Şikayet, sadece Milliyet web sitesindeki 17 ve 18 Aralık "sayıları" ile ilgili. Gerçekten de dizinin 17 Aralık tarihli içeriği, sitede, 18'inde "tekrar edilmiş". Konuyu İnternet Servisi'ne ilettim, gerekli düzeltmeler yapıldı.
+ Milliyet'in web sitesi, Ramazan Bayramı'nın ilk günü olan 16 Aralık'ta, okurlardan bazılarının "eksiklik" diye gördüğü bir içerikle çıktı. Galip Küyük şöyle yazmış: "Bu bayram günü sitede manşetten olmasa bile bir bayram tebriki mesajı görmeyi arzu ederdim..."
İnternet Servisi Şefi Ercüment İşleyen uyarıyı haklı buluyor. Galip Bey ve aynı uyarıyı gönderen üç "web okurumuz" bundan sonra bayram ve diğer özel günlerde tebrik mesajlarını görecekler.
+ 20 Aralık tarihli Milliyet’te 5. sayfadaki Kalbinde Bıçak, Dilinde İfade başlıklı haberin fotoğrafı, göğsünden bıçaklanmış bir garsonun kanlar içindeki feci halini gözler önüne sermekteydi.
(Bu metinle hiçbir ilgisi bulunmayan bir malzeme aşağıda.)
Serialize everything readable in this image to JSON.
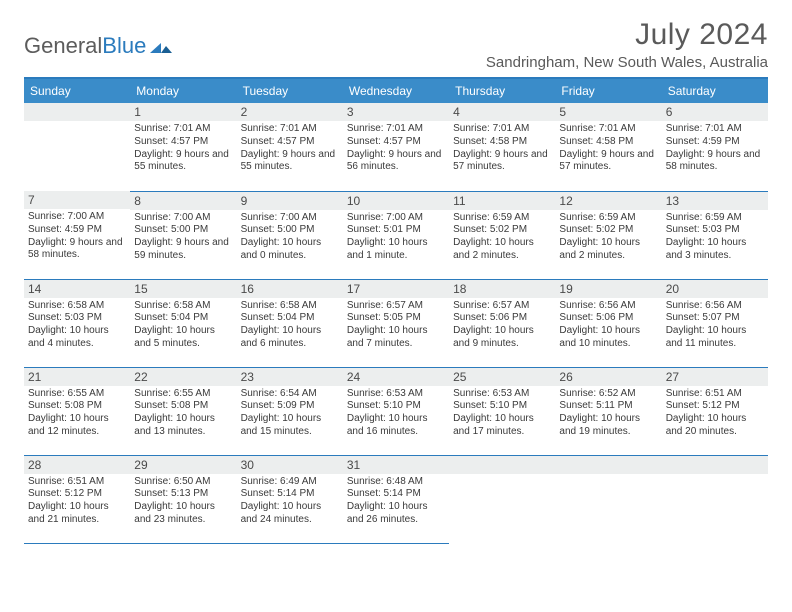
{
  "brand": {
    "part1": "General",
    "part2": "Blue"
  },
  "title": "July 2024",
  "location": "Sandringham, New South Wales, Australia",
  "colors": {
    "accent": "#3a8cc9",
    "rule": "#2b7bbd",
    "daynum_bg": "#eceeee",
    "text": "#3a3a3a",
    "header_text": "#5a5a5a"
  },
  "weekdays": [
    "Sunday",
    "Monday",
    "Tuesday",
    "Wednesday",
    "Thursday",
    "Friday",
    "Saturday"
  ],
  "weeks": [
    [
      null,
      {
        "n": "1",
        "sr": "7:01 AM",
        "ss": "4:57 PM",
        "dl": "9 hours and 55 minutes."
      },
      {
        "n": "2",
        "sr": "7:01 AM",
        "ss": "4:57 PM",
        "dl": "9 hours and 55 minutes."
      },
      {
        "n": "3",
        "sr": "7:01 AM",
        "ss": "4:57 PM",
        "dl": "9 hours and 56 minutes."
      },
      {
        "n": "4",
        "sr": "7:01 AM",
        "ss": "4:58 PM",
        "dl": "9 hours and 57 minutes."
      },
      {
        "n": "5",
        "sr": "7:01 AM",
        "ss": "4:58 PM",
        "dl": "9 hours and 57 minutes."
      },
      {
        "n": "6",
        "sr": "7:01 AM",
        "ss": "4:59 PM",
        "dl": "9 hours and 58 minutes."
      }
    ],
    [
      {
        "n": "7",
        "sr": "7:00 AM",
        "ss": "4:59 PM",
        "dl": "9 hours and 58 minutes."
      },
      {
        "n": "8",
        "sr": "7:00 AM",
        "ss": "5:00 PM",
        "dl": "9 hours and 59 minutes."
      },
      {
        "n": "9",
        "sr": "7:00 AM",
        "ss": "5:00 PM",
        "dl": "10 hours and 0 minutes."
      },
      {
        "n": "10",
        "sr": "7:00 AM",
        "ss": "5:01 PM",
        "dl": "10 hours and 1 minute."
      },
      {
        "n": "11",
        "sr": "6:59 AM",
        "ss": "5:02 PM",
        "dl": "10 hours and 2 minutes."
      },
      {
        "n": "12",
        "sr": "6:59 AM",
        "ss": "5:02 PM",
        "dl": "10 hours and 2 minutes."
      },
      {
        "n": "13",
        "sr": "6:59 AM",
        "ss": "5:03 PM",
        "dl": "10 hours and 3 minutes."
      }
    ],
    [
      {
        "n": "14",
        "sr": "6:58 AM",
        "ss": "5:03 PM",
        "dl": "10 hours and 4 minutes."
      },
      {
        "n": "15",
        "sr": "6:58 AM",
        "ss": "5:04 PM",
        "dl": "10 hours and 5 minutes."
      },
      {
        "n": "16",
        "sr": "6:58 AM",
        "ss": "5:04 PM",
        "dl": "10 hours and 6 minutes."
      },
      {
        "n": "17",
        "sr": "6:57 AM",
        "ss": "5:05 PM",
        "dl": "10 hours and 7 minutes."
      },
      {
        "n": "18",
        "sr": "6:57 AM",
        "ss": "5:06 PM",
        "dl": "10 hours and 9 minutes."
      },
      {
        "n": "19",
        "sr": "6:56 AM",
        "ss": "5:06 PM",
        "dl": "10 hours and 10 minutes."
      },
      {
        "n": "20",
        "sr": "6:56 AM",
        "ss": "5:07 PM",
        "dl": "10 hours and 11 minutes."
      }
    ],
    [
      {
        "n": "21",
        "sr": "6:55 AM",
        "ss": "5:08 PM",
        "dl": "10 hours and 12 minutes."
      },
      {
        "n": "22",
        "sr": "6:55 AM",
        "ss": "5:08 PM",
        "dl": "10 hours and 13 minutes."
      },
      {
        "n": "23",
        "sr": "6:54 AM",
        "ss": "5:09 PM",
        "dl": "10 hours and 15 minutes."
      },
      {
        "n": "24",
        "sr": "6:53 AM",
        "ss": "5:10 PM",
        "dl": "10 hours and 16 minutes."
      },
      {
        "n": "25",
        "sr": "6:53 AM",
        "ss": "5:10 PM",
        "dl": "10 hours and 17 minutes."
      },
      {
        "n": "26",
        "sr": "6:52 AM",
        "ss": "5:11 PM",
        "dl": "10 hours and 19 minutes."
      },
      {
        "n": "27",
        "sr": "6:51 AM",
        "ss": "5:12 PM",
        "dl": "10 hours and 20 minutes."
      }
    ],
    [
      {
        "n": "28",
        "sr": "6:51 AM",
        "ss": "5:12 PM",
        "dl": "10 hours and 21 minutes."
      },
      {
        "n": "29",
        "sr": "6:50 AM",
        "ss": "5:13 PM",
        "dl": "10 hours and 23 minutes."
      },
      {
        "n": "30",
        "sr": "6:49 AM",
        "ss": "5:14 PM",
        "dl": "10 hours and 24 minutes."
      },
      {
        "n": "31",
        "sr": "6:48 AM",
        "ss": "5:14 PM",
        "dl": "10 hours and 26 minutes."
      },
      null,
      null,
      null
    ]
  ],
  "labels": {
    "sunrise": "Sunrise:",
    "sunset": "Sunset:",
    "daylight": "Daylight:"
  }
}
Esra Çetinöz, "İrkiltici bir vahşet bu. Fotoğrafı görünce haberi okuma isteğini kaybettim. Her şeyi olduğu gibi göstermek zorunda değilsiniz. Şoke oldum" diyor.
Çetinöz haklı. Foto seçimiyle ilgili kesin bir kural yok, ama okura duyarlı olmak şart.